I find it hilarious how much attention Apple can draw from Wall Street. It’s the new Research in Motion, the stock that defines the tech sector and growth stocks as a whole. Apple leads the market, the market doesn’t lead Apple. It’s the tail that wags the dog, or something like that.
Anyway, now that Apple is back under $500, it’s all over the news. Is Apple toast? Will it ever see $700 again?
Honestly, I have no idea. I really don’t. Apple is, to me, a little like a bet on Garmin in 2006. It seemed like a sure bet, until GPS went from a dedicated device to the cell phone. I hate trying to guess what’s going to happen in technology.
What Annoys Me about Apple
Excluding the fact that Apple is a tech company and I don’t invest in tech companies (unless they’re tech companies selling for less than NCAV), the annoying thing about Apple is its capital allocation.
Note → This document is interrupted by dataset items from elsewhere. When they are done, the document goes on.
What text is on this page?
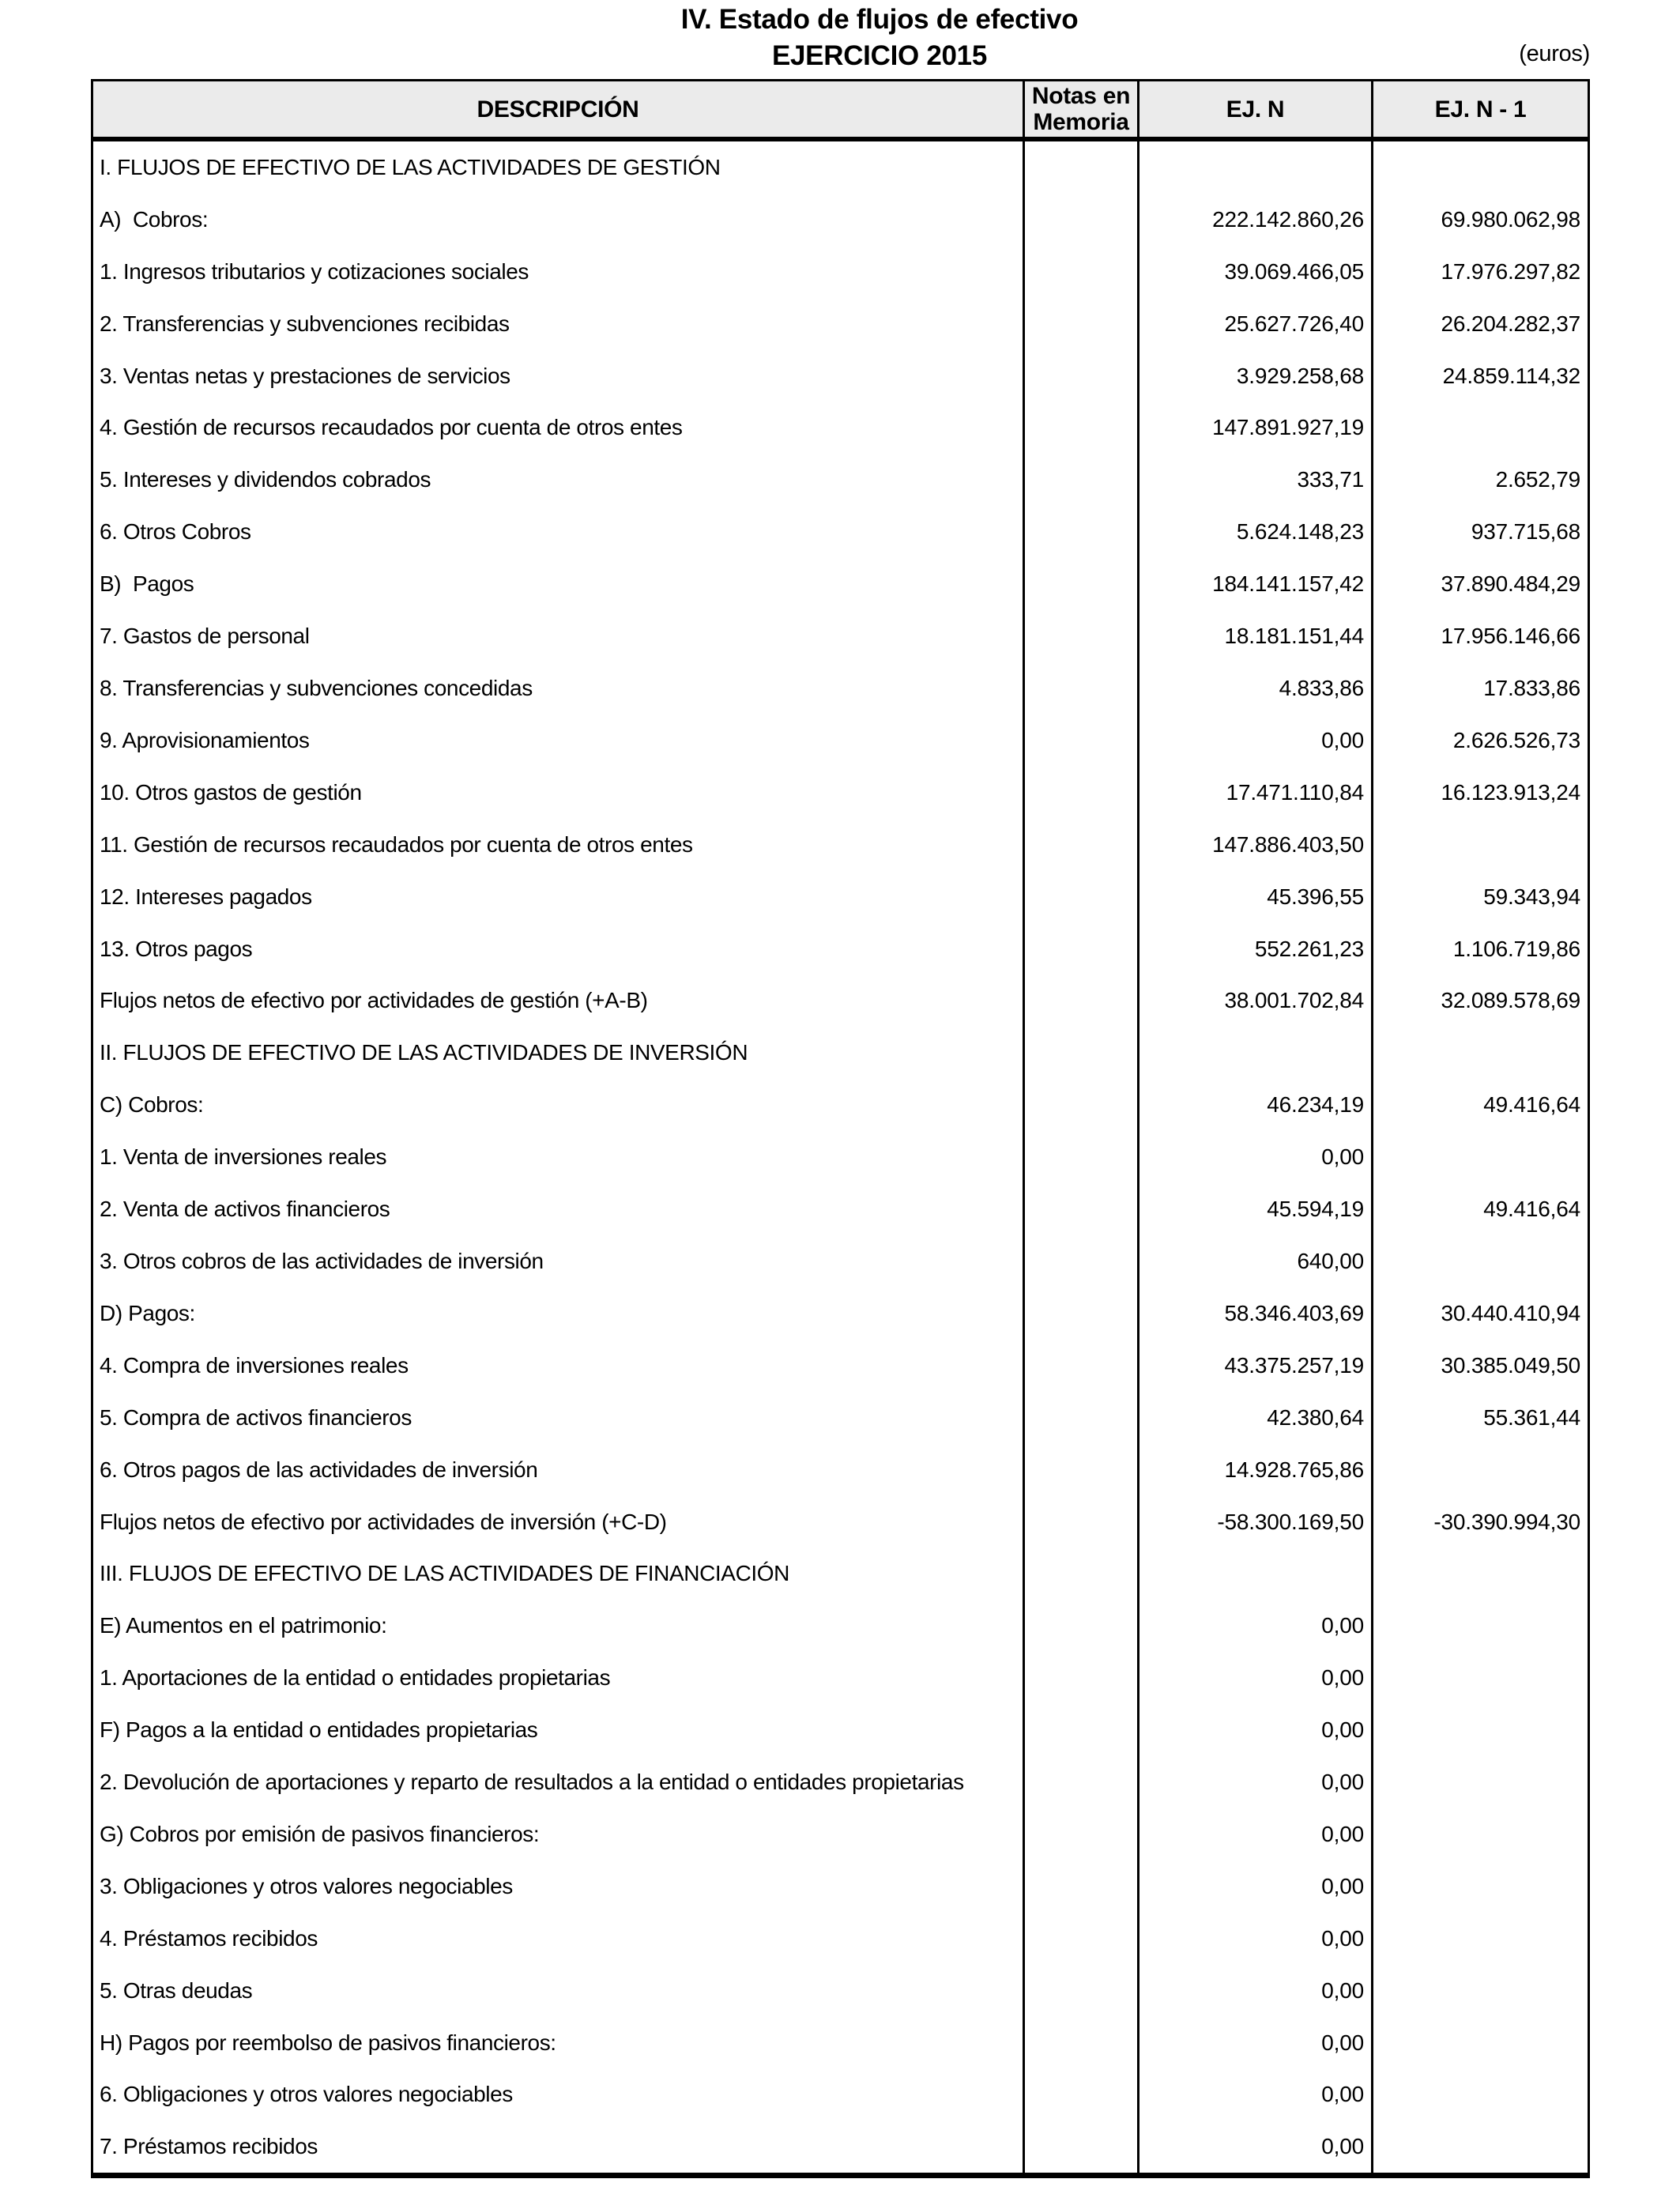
IV. Estado de flujos de efectivo
EJERCICIO 2015	(euros)
DESCRIPCIÓN	Notas en Memoria	EJ. N	EJ. N - 1
I. FLUJOS DE EFECTIVO DE LAS ACTIVIDADES DE GESTIÓN
A)  Cobros:	222.142.860,26	69.980.062,98
1. Ingresos tributarios y cotizaciones sociales	39.069.466,05	17.976.297,82
2. Transferencias y subvenciones recibidas	25.627.726,40	26.204.282,37
3. Ventas netas y prestaciones de servicios	3.929.258,68	24.859.114,32
4. Gestión de recursos recaudados por cuenta de otros entes	147.891.927,19
5. Intereses y dividendos cobrados	333,71	2.652,79
6. Otros Cobros	5.624.148,23	937.715,68
B)  Pagos	184.141.157,42	37.890.484,29
7. Gastos de personal	18.181.151,44	17.956.146,66
8. Transferencias y subvenciones concedidas	4.833,86	17.833,86
9. Aprovisionamientos	0,00	2.626.526,73
10. Otros gastos de gestión	17.471.110,84	16.123.913,24
11. Gestión de recursos recaudados por cuenta de otros entes	147.886.403,50
12. Intereses pagados	45.396,55	59.343,94
13. Otros pagos	552.261,23	1.106.719,86
Flujos netos de efectivo por actividades de gestión (+A-B)	38.001.702,84	32.089.578,69
II. FLUJOS DE EFECTIVO DE LAS ACTIVIDADES DE INVERSIÓN
C) Cobros:	46.234,19	49.416,64
1. Venta de inversiones reales	0,00
2. Venta de activos financieros	45.594,19	49.416,64
3. Otros cobros de las actividades de inversión	640,00
D) Pagos:	58.346.403,69	30.440.410,94
4. Compra de inversiones reales	43.375.257,19	30.385.049,50
5. Compra de activos financieros	42.380,64	55.361,44
6. Otros pagos de las actividades de inversión	14.928.765,86
Flujos netos de efectivo por actividades de inversión (+C-D)	-58.300.169,50	-30.390.994,30
III. FLUJOS DE EFECTIVO DE LAS ACTIVIDADES DE FINANCIACIÓN
E) Aumentos en el patrimonio:	0,00
1. Aportaciones de la entidad o entidades propietarias	0,00
F) Pagos a la entidad o entidades propietarias	0,00
2. Devolución de aportaciones y reparto de resultados a la entidad o entidades propietarias	0,00
G) Cobros por emisión de pasivos financieros:	0,00
3. Obligaciones y otros valores negociables	0,00
4. Préstamos recibidos	0,00
5. Otras deudas	0,00
H) Pagos por reembolso de pasivos financieros:	0,00
6. Obligaciones y otros valores negociables	0,00
7. Préstamos recibidos	0,00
There’s this company out there known as International Business Machines. It’s a pretty big deal.
For years, this company hasn’t grown the top line much at all. There is little to no top line growth at IBM, but earnings per share have gone up year after year after year. Why? IBM has changed its focus to high margin products and reallocated capital to share repurchases.
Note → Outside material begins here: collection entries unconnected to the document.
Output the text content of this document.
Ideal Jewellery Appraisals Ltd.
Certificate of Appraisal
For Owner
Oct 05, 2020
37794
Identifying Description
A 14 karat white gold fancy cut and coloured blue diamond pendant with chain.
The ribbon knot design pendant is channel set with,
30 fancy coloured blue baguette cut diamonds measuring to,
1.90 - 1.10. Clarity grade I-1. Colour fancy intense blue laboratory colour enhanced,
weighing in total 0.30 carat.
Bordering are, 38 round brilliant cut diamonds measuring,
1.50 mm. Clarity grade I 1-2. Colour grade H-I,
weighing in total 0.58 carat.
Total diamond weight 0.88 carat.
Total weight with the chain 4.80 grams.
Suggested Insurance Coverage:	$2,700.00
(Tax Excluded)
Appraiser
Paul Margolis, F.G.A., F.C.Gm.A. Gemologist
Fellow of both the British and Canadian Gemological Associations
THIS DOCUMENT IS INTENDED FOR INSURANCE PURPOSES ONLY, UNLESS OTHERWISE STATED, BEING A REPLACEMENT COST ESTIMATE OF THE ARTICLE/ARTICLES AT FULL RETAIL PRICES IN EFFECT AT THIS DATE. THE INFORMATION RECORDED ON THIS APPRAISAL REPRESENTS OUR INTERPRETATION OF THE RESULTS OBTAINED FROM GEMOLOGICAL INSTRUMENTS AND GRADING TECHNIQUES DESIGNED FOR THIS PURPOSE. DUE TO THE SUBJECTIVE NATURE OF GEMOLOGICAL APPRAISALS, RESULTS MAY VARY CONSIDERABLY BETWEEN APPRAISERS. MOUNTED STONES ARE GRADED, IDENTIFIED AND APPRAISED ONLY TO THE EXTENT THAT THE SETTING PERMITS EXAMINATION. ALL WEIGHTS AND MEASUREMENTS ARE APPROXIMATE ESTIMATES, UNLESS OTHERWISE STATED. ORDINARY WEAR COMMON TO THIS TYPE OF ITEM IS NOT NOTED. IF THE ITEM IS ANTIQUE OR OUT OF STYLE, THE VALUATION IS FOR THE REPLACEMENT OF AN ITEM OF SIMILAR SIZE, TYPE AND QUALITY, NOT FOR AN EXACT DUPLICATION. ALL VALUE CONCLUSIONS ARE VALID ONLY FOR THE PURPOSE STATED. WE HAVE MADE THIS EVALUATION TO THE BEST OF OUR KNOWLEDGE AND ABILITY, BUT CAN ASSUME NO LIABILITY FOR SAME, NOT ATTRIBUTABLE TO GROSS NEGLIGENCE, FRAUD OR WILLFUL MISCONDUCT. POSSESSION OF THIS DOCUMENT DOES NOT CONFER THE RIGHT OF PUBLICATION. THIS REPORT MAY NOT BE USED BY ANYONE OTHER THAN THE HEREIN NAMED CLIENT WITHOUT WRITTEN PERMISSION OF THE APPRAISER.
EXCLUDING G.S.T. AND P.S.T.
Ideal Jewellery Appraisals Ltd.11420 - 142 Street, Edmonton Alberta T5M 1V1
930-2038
IBM plows almost all its cash into shareholder cannibalism. It’s slowly taking itself private. From 2009-2012, shares outstanding fell from 1.339 billion shares to 1.16 billion shares. IBM continues to pay a modest dividend and buy itself out with continued share repurchases. Shareholders own more of the company each year than they owned in the past year. The stock, by the way, is up more than 100% in the past five years. IBM made good use of its extra cash.
So what’s up at Apple?
Not a whole lot. Apple’s share count in the same time went up. Shareholders owned less of the company in 2012 than they owned in 2009. While the company had extreme top line growth, it did nothing with the cash. Apple’s cash totals more than $100 billion, and the company only recently outlined plans to spend a fraction of its cash on dividends and repurchases.
While IBM was buying its rapidly appreciating stock, Apple was using its U.S. based hedge fund to buy anything but itself. So what did it buy? A bunch of investments that haven’t logged nearly the same performance as its own equity:
Apple’s biggest problem is that it might as well be a Japanese stock.